TJ-SP nega recurso da prefeitura contra transporte de moto por aplicativo, como Uber e 99 Moto

TJ-SP nega recurso da prefeitura contra transporte de moto por aplicativo, como Uber e 99 Moto

O Tribunal de Justiça de São Paulo (TJ-SP) desferiu um novo revés judicial contra a Prefeitura da capital, rejeitando um recurso que buscava barrar o serviço de mototáxi e o transporte de passageiros por motocicletas via aplicativos (como Uber e 99) na cidade. A decisão, proferida pelo Órgão Especial do Tribunal, mantém o entendimento de inconstitucionalidade do decreto municipal que vetava a modalidade.

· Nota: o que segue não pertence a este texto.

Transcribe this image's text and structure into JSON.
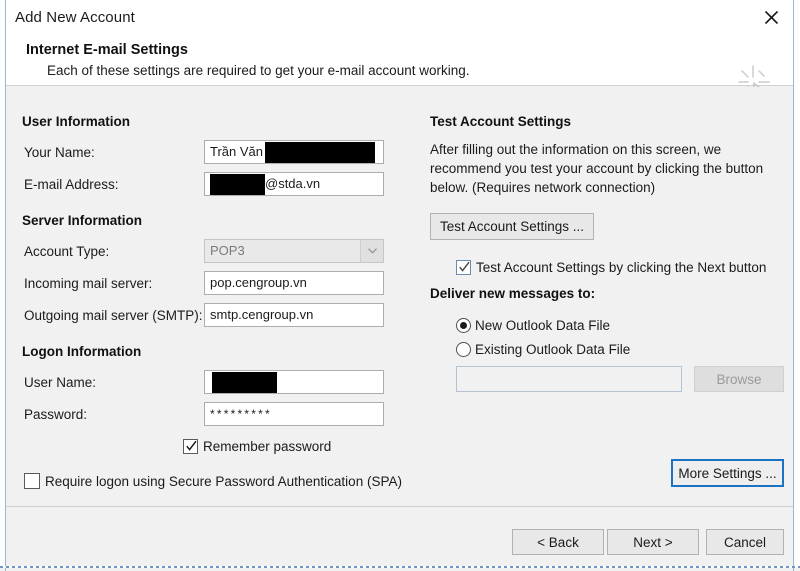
{
  "window": {
    "title": "Add New Account",
    "close_label": "close-icon",
    "accent_focus_color": "#1b73c4",
    "border_color": "#9fb6cd"
  },
  "header": {
    "title": "Internet E-mail Settings",
    "subtitle": "Each of these settings are required to get your e-mail account working.",
    "watermark_icon": "sparkle-cursor-icon"
  },
  "left_column": {
    "user_information": {
      "group_title": "User Information",
      "fields": [
        {
          "label": "Your Name:",
          "value": "Trần Văn",
          "redacted": true,
          "redaction_width": 110
        },
        {
          "label": "E-mail Address:",
          "value": "@stda.vn",
          "redacted": true,
          "redaction_width": 55
        }
      ]
    },
    "server_information": {
      "group_title": "Server Information",
      "account_type": {
        "label": "Account Type:",
        "value": "POP3",
        "disabled": true,
        "dropdown_icon": "chevron-down-icon"
      },
      "incoming": {
        "label": "Incoming mail server:",
        "value": "pop.cengroup.vn"
      },
      "outgoing": {
        "label": "Outgoing mail server (SMTP):",
        "value": "smtp.cengroup.vn"
      }
    },
    "logon_information": {
      "group_title": "Logon Information",
      "user_name": {
        "label": "User Name:",
        "value": "",
        "redacted": true,
        "redaction_width": 65
      },
      "password": {
        "label": "Password:",
        "value": "*********"
      },
      "remember_password": {
        "label": "Remember password",
        "checked": true
      },
      "require_spa": {
        "label": "Require logon using Secure Password Authentication (SPA)",
        "checked": false
      }
    }
  },
  "right_column": {
    "test_account": {
      "group_title": "Test Account Settings",
      "description": "After filling out the information on this screen, we recommend you test your account by clicking the button below. (Requires network connection)",
      "test_button_label": "Test Account Settings ...",
      "test_on_next": {
        "label": "Test Account Settings by clicking the Next button",
        "checked": true
      }
    },
    "deliver": {
      "group_title": "Deliver new messages to:",
      "options": [
        {
          "label": "New Outlook Data File",
          "selected": true
        },
        {
          "label": "Existing Outlook Data File",
          "selected": false
        }
      ],
      "data_file_path": {
        "value": "",
        "placeholder": "",
        "disabled": true
      },
      "browse_button": {
        "label": "Browse",
        "disabled": true
      }
    },
    "more_settings_button": {
      "label": "More Settings ...",
      "focused": true
    }
  },
  "footer": {
    "buttons": [
      {
        "label": "< Back"
      },
      {
        "label": "Next >"
      },
      {
        "label": "Cancel"
      }
    ]
  }
}
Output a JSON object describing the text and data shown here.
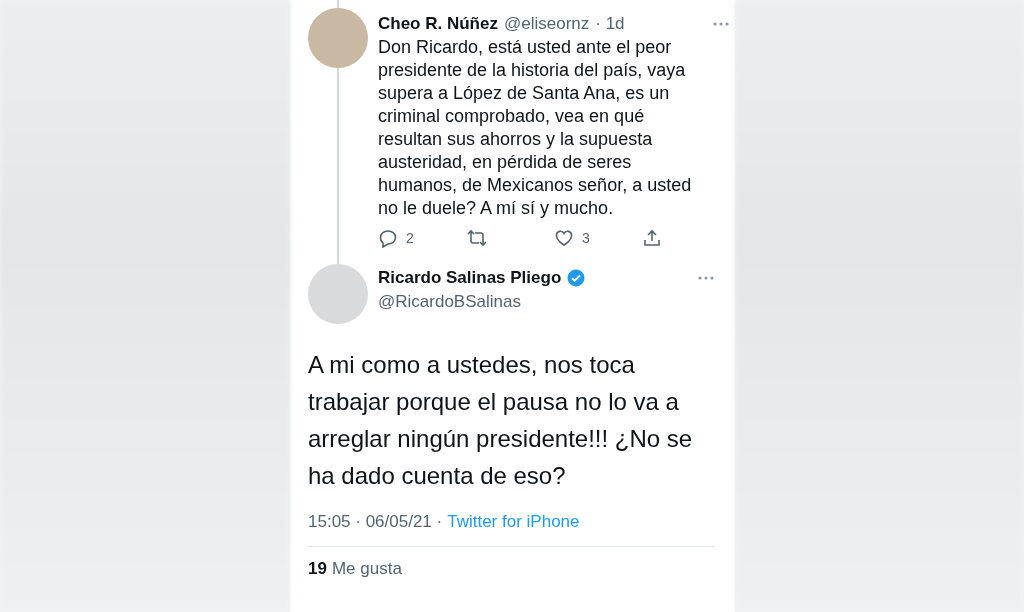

A disputa judicial entre a gestão municipal e as plataformas de transporte, iniciada em 2023, é marcada por decisões divergentes. O recurso rejeitado na última quinta-feira (23/10) questionava o acórdão de setembro do próprio TJ-SP, que havia declarado o decreto do Prefeito Ricardo Nunes (MDB) como inconstitucional.

COMPETÊNCIA FEDERAL

O Órgão Especial, com voto unânime de 23 desembargadores, rejeitou os embargos de declaração da Prefeitura. O Desembargador Ricardo Dip, relator do caso, criticou o recurso, indicando que a municipalidade tentava "metamorfosear teses já rechaçadas".

O ponto central do entendimento do TJ-SP é a usurpação de competência. Dip argumentou que a prerrogativa para proibir ou regulamentar o transporte remunerado de passageiros é da esfera federal.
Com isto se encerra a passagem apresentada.